Few things make me prouder than seeing the name of an employee I helped out of a potentially career-ending situation on a tenure or promotion list, or getting a decision from the FSGB ruling in AFSA’s favor when an agency violated an agreement.
–Sharon L. Papp
In a 1999 case that the entire AFSA membership followed closely, Ms. Papp secured a ruling from the FSGB that the State Department had violated a collective bargaining agreement with AFSA in appointing a Civil Service employee as a deputy chief of mission, compelling Secretary of State Madeleine Albright to curtail the assignment.
Finally, in 2019 under highly politicized circumstances, Ms. Papp worked with one of the department’s ethics lawyers to ensure that 12 AFSA members called to testify in the impeachment of President Donald Trump could have their attorneys’ fees reimbursed without running afoul of the ethics rules prohibiting acceptance of gifts. She advised AFSA’s Legal Defense Fund Committee as it paid more than $450,000 in non-reimbursable attorney fees to save FS colleagues from the severe financial hardship they would have suffered had they been forced to pay out of pocket for their own representation.
Ms.
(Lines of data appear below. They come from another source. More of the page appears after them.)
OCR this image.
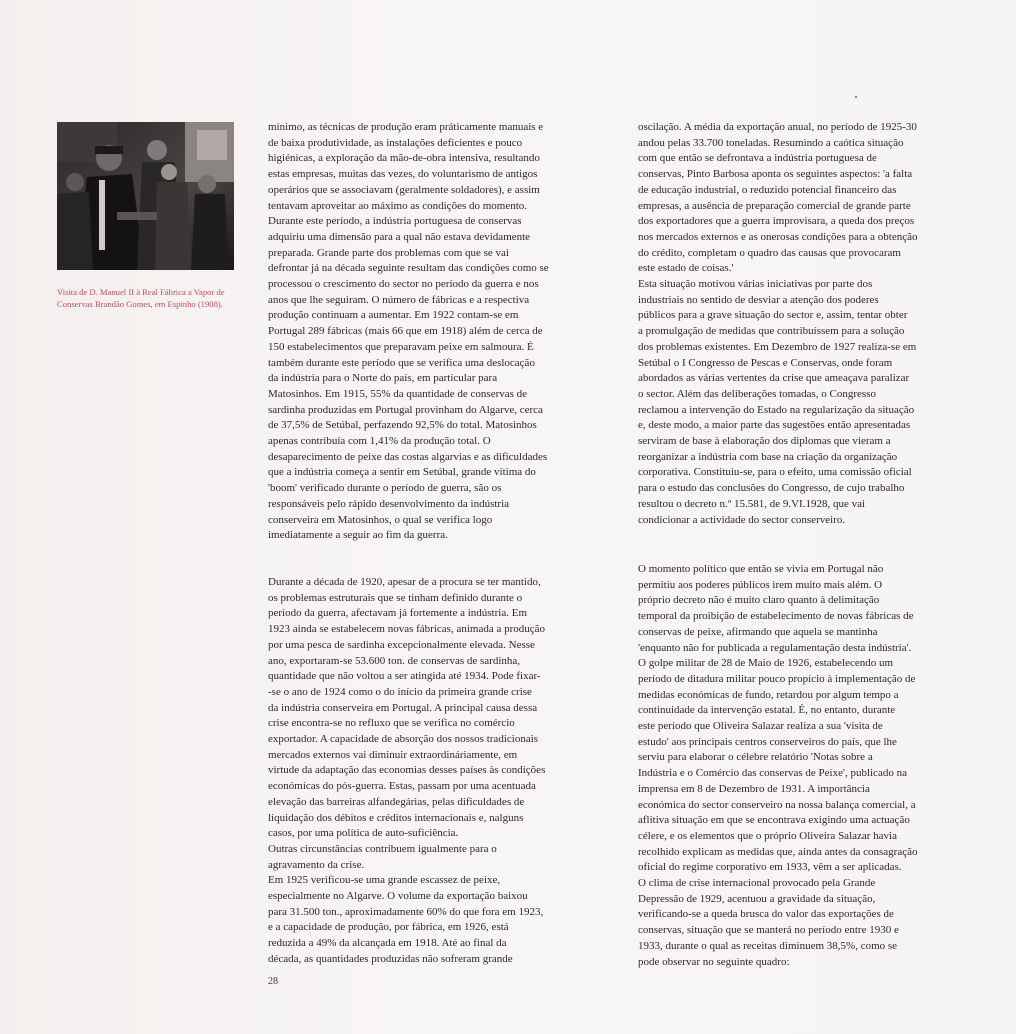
Visita de D. Manuel II à Real Fábrica a Vapor de Conservas Brandão Gomes, em Espinho (1908).

mínimo, as técnicas de produção eram práticamente manuais e

de baixa produtividade, as instalações deficientes e pouco

higiénicas, a exploração da mão-de-obra intensiva, resultando

estas empresas, muitas das vezes, do voluntarismo de antigos

operários que se associavam (geralmente soldadores), e assim

tentavam aproveitar ao máximo as condições do momento.

Durante este período, a indústria portuguesa de conservas

adquiriu uma dimensão para a qual não estava devidamente

preparada. Grande parte dos problemas com que se vai

defrontar já na década seguinte resultam das condições como se

processou o crescimento do sector no período da guerra e nos

anos que lhe seguiram. O número de fábricas e a respectiva

produção continuam a aumentar. Em 1922 contam-se em

Portugal 289 fábricas (mais 66 que em 1918) além de cerca de

150 estabelecimentos que preparavam peixe em salmoura. É

também durante este período que se verifica uma deslocação

da indústria para o Norte do país, em particular para

Matosinhos. Em 1915, 55% da quantidade de conservas de

sardinha produzidas em Portugal provinham do Algarve, cerca

de 37,5% de Setúbal, perfazendo 92,5% do total. Matosinhos

apenas contribuía com 1,41% da produção total. O

desaparecimento de peixe das costas algarvias e as dificuldades

que a indústria começa a sentir em Setúbal, grande vítima do

'boom' verificado durante o período de guerra, são os

responsáveis pelo rápido desenvolvimento da indústria

conserveira em Matosinhos, o qual se verifica logo

imediatamente a seguir ao fim da guerra.

Durante a década de 1920, apesar de a procura se ter mantido,

os problemas estruturais que se tinham definido durante o

período da guerra, afectavam já fortemente a indústria. Em

1923 ainda se estabelecem novas fábricas, animada a produção

por uma pesca de sardinha excepcionalmente elevada. Nesse

ano, exportaram-se 53.600 ton. de conservas de sardinha,

quantidade que não voltou a ser atingida até 1934. Pode fixar-

-se o ano de 1924 como o do início da primeira grande crise

da indústria conserveira em Portugal. A principal causa dessa

crise encontra-se no refluxo que se verifica no comércio

exportador. A capacidade de absorção dos nossos tradicionais

mercados externos vai diminuir extraordináriamente, em

virtude da adaptação das economias desses países às condições

económicas do pós-guerra. Estas, passam por uma acentuada

elevação das barreiras alfandegárias, pelas dificuldades de

liquidação dos débitos e créditos internacionais e, nalguns

casos, por uma política de auto-suficiência.

Outras circunstâncias contribuem igualmente para o

agravamento da crise.

Em 1925 verificou-se uma grande escassez de peixe,

especialmente no Algarve. O volume da exportação baixou

para 31.500 ton., aproximadamente 60% do que fora em 1923,

e a capacidade de produção, por fábrica, em 1926, está

reduzida a 49% da alcançada em 1918. Até ao final da

década, as quantidades produzidas não sofreram grande

oscilação. A média da exportação anual, no período de 1925-30

andou pelas 33.700 toneladas. Resumindo a caótica situação

com que então se defrontava a indústria portuguesa de

conservas, Pinto Barbosa aponta os seguintes aspectos: 'a falta

de educação industrial, o reduzido potencial financeiro das

empresas, a ausência de preparação comercial de grande parte

dos exportadores que a guerra improvisara, a queda dos preços

nos mercados externos e as onerosas condições para a obtenção

do crédito, completam o quadro das causas que provocaram

este estado de coisas.'

Esta situação motivou várias iniciativas por parte dos

industriais no sentido de desviar a atenção dos poderes

públicos para a grave situação do sector e, assim, tentar obter

a promulgação de medidas que contribuíssem para a solução

dos problemas existentes. Em Dezembro de 1927 realiza-se em

Setúbal o I Congresso de Pescas e Conservas, onde foram

abordados as várias vertentes da crise que ameaçava paralizar

o sector. Além das deliberações tomadas, o Congresso

reclamou a intervenção do Estado na regularização da situação

e, deste modo, a maior parte das sugestões então apresentadas

serviram de base à elaboração dos diplomas que vieram a

reorganizar a indústria com base na criação da organização

corporativa. Constituiu-se, para o efeito, uma comissão oficial

para o estudo das conclusões do Congresso, de cujo trabalho

resultou o decreto n.º 15.581, de 9.VI.1928, que vai

condicionar a actividade do sector conserveiro.

O momento político que então se vivia em Portugal não

permitiu aos poderes públicos irem muito mais além. O

próprio decreto não é muito claro quanto à delimitação

temporal da proibição de estabelecimento de novas fábricas de

conservas de peixe, afirmando que aquela se mantinha

'enquanto não for publicada a regulamentação desta indústria'.

O golpe militar de 28 de Maio de 1926, estabelecendo um

período de ditadura militar pouco propício à implementação de

medidas económicas de fundo, retardou por algum tempo a

continuidade da intervenção estatal. É, no entanto, durante

este período que Oliveira Salazar realiza a sua 'visita de

estudo' aos principais centros conserveiros do país, que lhe

serviu para elaborar o célebre relatório 'Notas sobre a

Indústria e o Comércio das conservas de Peixe', publicado na

imprensa em 8 de Dezembro de 1931. A importância

económica do sector conserveiro na nossa balança comercial, a

aflitiva situação em que se encontrava exigindo uma actuação

célere, e os elementos que o próprio Oliveira Salazar havia

recolhido explicam as medidas que, ainda antes da consagração

oficial do regime corporativo em 1933, vêm a ser aplicadas.

O clima de crise internacional provocado pela Grande

Depressão de 1929, acentuou a gravidade da situação,

verificando-se a queda brusca do valor das exportações de

conservas, situação que se manterá no período entre 1930 e

1933, durante o qual as receitas diminuem 38,5%, como se

pode observar no seguinte quadro:

28
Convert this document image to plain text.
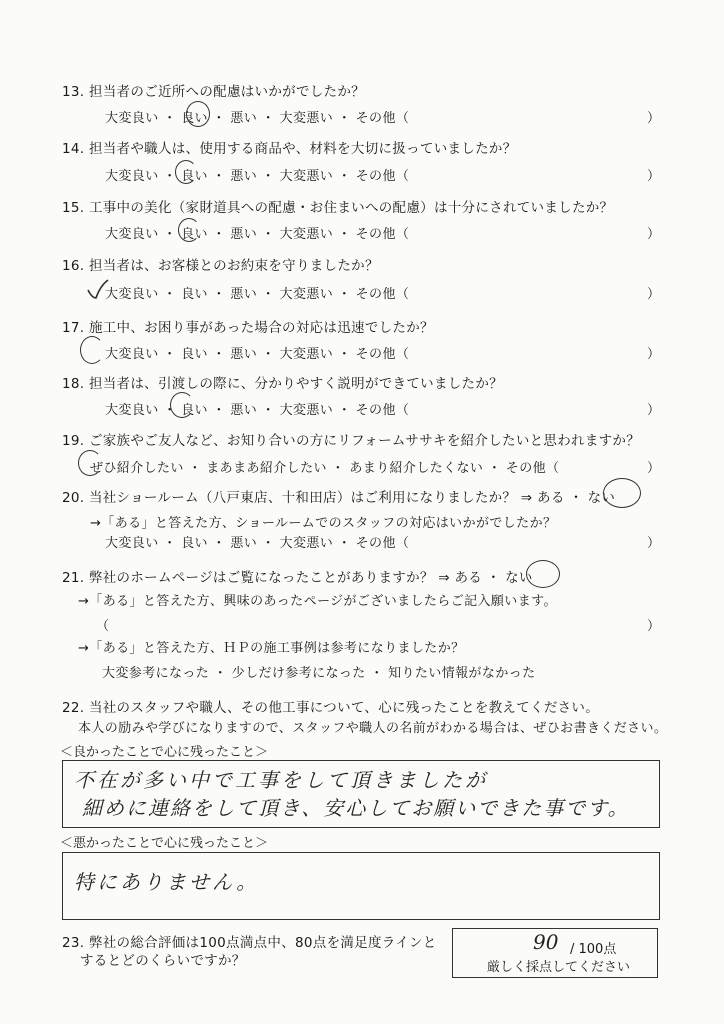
13. 担当者のご近所への配慮はいかがでしたか？
大変良い ・ 良い ・ 悪い ・ 大変悪い ・ その他（	）
14. 担当者や職人は、使用する商品や、材料を大切に扱っていましたか？
大変良い ・ 良い ・ 悪い ・ 大変悪い ・ その他（	）
15. 工事中の美化（家財道具への配慮・お住まいへの配慮）は十分にされていましたか？
大変良い ・ 良い ・ 悪い ・ 大変悪い ・ その他（	）
16. 担当者は、お客様とのお約束を守りましたか？
大変良い ・ 良い ・ 悪い ・ 大変悪い ・ その他（	）
17. 施工中、お困り事があった場合の対応は迅速でしたか？
大変良い ・ 良い ・ 悪い ・ 大変悪い ・ その他（	）
18. 担当者は、引渡しの際に、分かりやすく説明ができていましたか？
大変良い ・ 良い ・ 悪い ・ 大変悪い ・ その他（	）
19. ご家族やご友人など、お知り合いの方にリフォームササキを紹介したいと思われますか？
ぜひ紹介したい ・ まあまあ紹介したい ・ あまり紹介したくない ・ その他（	）
20. 当社ショールーム（八戸東店、十和田店）はご利用になりましたか？ ⇒ ある ・ ない
→「ある」と答えた方、ショールームでのスタッフの対応はいかがでしたか？
大変良い ・ 良い ・ 悪い ・ 大変悪い ・ その他（	）
21. 弊社のホームページはご覧になったことがありますか？ ⇒ ある ・ ない
→「ある」と答えた方、興味のあったページがございましたらご記入願います。
（	）
→「ある」と答えた方、ＨＰの施工事例は参考になりましたか？
大変参考になった ・ 少しだけ参考になった ・ 知りたい情報がなかった
22. 当社のスタッフや職人、その他工事について、心に残ったことを教えてください。
本人の励みや学びになりますので、スタッフや職人の名前がわかる場合は、ぜひお書きください。
＜良かったことで心に残ったこと＞
不在が多い中で工事をして頂きましたが
細めに連絡をして頂き、安心してお願いできた事です。
＜悪かったことで心に残ったこと＞
特にありません。
23. 弊社の総合評価は100点満点中、80点を満足度ラインと
するとどのくらいですか？
90 / 100点
厳しく採点してください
Papp says she has always been an ardent believer in due process and justice, and she finds fulfillment in working to ensure these rights for Foreign Service members: “Few things make me prouder than seeing the name of an employee I helped out of a potentially career-ending situation on a tenure or promotion list, or getting a decision from the FSGB ruling in AFSA’s favor when an agency violated an agreement. Not all lawyers can say they love what they do; I am very fortunate to be one of those who can!”
Sharon L. Papp joined AFSA in 1992, after five years as an associate attorney with a Washington, D.C., law firm specializing in plaintiff-side employment and EEO law.
She holds a bachelor’s degree in English and psychology from Vanderbilt University and a Juris Doctor from The George Washington University Law School. She is a member of the District of Columbia and Virginia Bars and the recipient of the Gay and Lesbians in Foreign Affairs Agencies’ Equity Award and the Society of Federal Labor and Employee Relations Professionals’ Lifetime Achievement award.
Ms. Papp grew up in Dhahran, Saudi Arabia, where her parents worked for the Arabian American Oil Company for 18 years. She is married to Rick Philbin and has two grown daughters, Andrea and Nicole Philbin.